I got the idea that having a list of projects we intended to accomplish to finish the house would be useful for when someone says they want to help and is there anything we need.  My thought was to break the projects into smaller projects so that we would have some ready projects to give when asked.

Then I found a copy of the book Share The Care: How to Organize a Group to Care for Someone Who Is Seriously Ill (Capossela & Warnock). It is written by two women who came together with a small group of other friends and family to manage the caregiving for a woman whose cancer was getting worse.

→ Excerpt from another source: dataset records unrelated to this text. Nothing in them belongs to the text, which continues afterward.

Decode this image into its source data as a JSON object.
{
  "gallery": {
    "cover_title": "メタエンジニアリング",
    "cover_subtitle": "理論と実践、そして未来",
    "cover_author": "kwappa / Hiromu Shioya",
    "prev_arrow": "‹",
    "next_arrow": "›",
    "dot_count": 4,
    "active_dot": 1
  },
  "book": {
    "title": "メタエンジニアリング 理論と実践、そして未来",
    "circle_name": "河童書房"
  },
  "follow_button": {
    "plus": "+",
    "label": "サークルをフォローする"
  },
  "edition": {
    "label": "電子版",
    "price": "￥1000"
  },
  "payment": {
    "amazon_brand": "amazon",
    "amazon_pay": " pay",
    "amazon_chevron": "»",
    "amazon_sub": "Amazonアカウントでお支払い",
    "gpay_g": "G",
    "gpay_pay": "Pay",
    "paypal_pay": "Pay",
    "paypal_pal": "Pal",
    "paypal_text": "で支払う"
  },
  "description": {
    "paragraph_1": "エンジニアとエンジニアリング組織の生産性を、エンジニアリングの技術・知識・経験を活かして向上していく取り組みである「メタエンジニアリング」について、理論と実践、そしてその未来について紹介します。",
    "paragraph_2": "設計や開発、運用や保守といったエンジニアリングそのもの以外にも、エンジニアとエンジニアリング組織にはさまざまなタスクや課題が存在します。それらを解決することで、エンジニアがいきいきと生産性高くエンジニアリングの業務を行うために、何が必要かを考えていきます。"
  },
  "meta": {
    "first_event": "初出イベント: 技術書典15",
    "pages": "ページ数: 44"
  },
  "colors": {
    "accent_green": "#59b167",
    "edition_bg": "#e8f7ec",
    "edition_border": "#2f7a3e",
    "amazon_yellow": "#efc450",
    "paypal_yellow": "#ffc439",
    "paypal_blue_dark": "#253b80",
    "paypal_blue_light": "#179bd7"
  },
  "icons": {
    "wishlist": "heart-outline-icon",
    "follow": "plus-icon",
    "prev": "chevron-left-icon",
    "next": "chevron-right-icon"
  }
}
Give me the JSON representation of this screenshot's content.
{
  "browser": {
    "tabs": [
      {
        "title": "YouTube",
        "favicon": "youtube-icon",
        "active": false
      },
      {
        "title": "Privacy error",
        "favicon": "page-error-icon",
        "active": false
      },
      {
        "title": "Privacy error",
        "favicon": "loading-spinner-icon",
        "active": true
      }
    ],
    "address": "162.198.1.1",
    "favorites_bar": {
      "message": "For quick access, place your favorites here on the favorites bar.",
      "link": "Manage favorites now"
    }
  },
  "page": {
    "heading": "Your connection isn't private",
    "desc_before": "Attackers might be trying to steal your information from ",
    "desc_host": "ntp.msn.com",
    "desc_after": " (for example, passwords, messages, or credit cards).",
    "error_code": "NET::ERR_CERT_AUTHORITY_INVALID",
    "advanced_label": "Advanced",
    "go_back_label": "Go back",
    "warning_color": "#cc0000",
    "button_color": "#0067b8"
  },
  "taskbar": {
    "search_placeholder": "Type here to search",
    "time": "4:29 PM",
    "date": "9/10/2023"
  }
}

I've started to think about those of us with MS who tend to heavily rely on our spouse or a close friend for solace and support, and how quickly burnt out those people can become.  I think it is very common for a caregiver to get overwhelmed.

Granted, MS is not life threatening and there are certainly often times when an MSer can manage whatever without help.  There aren't necessarily frequent visits to the doctor for which they need a ride, for example. And we Msers are reluctant to ask for help and often resist it.

But so too "healthy" individuals fear offering help to a person with MS, fear that they will be asked to do something they don't know how to do, fear that others will see their fear of illness or that they'll be taken advantage of or that they'll come to be relied upon and thus locked into a commitment.  Still people do want to help, so how practical it would be to create a "team" to share in it.

And the system of forming a team of caregivers laid out in this book starts with a group meeting to create a structure for it and get everyone on the same path.  As the manual says "it gives you something to fall back on when things get difficult, a ground of being that keeps the group going, keeps the individual members from burning out, and keeps the group together."

I've heard several accounts of people that got together to fundraise and walk in the MS Walk just after someone they knew got diagnosed, for example.  Obviously these are folks who want to help and might be interested in joining this team.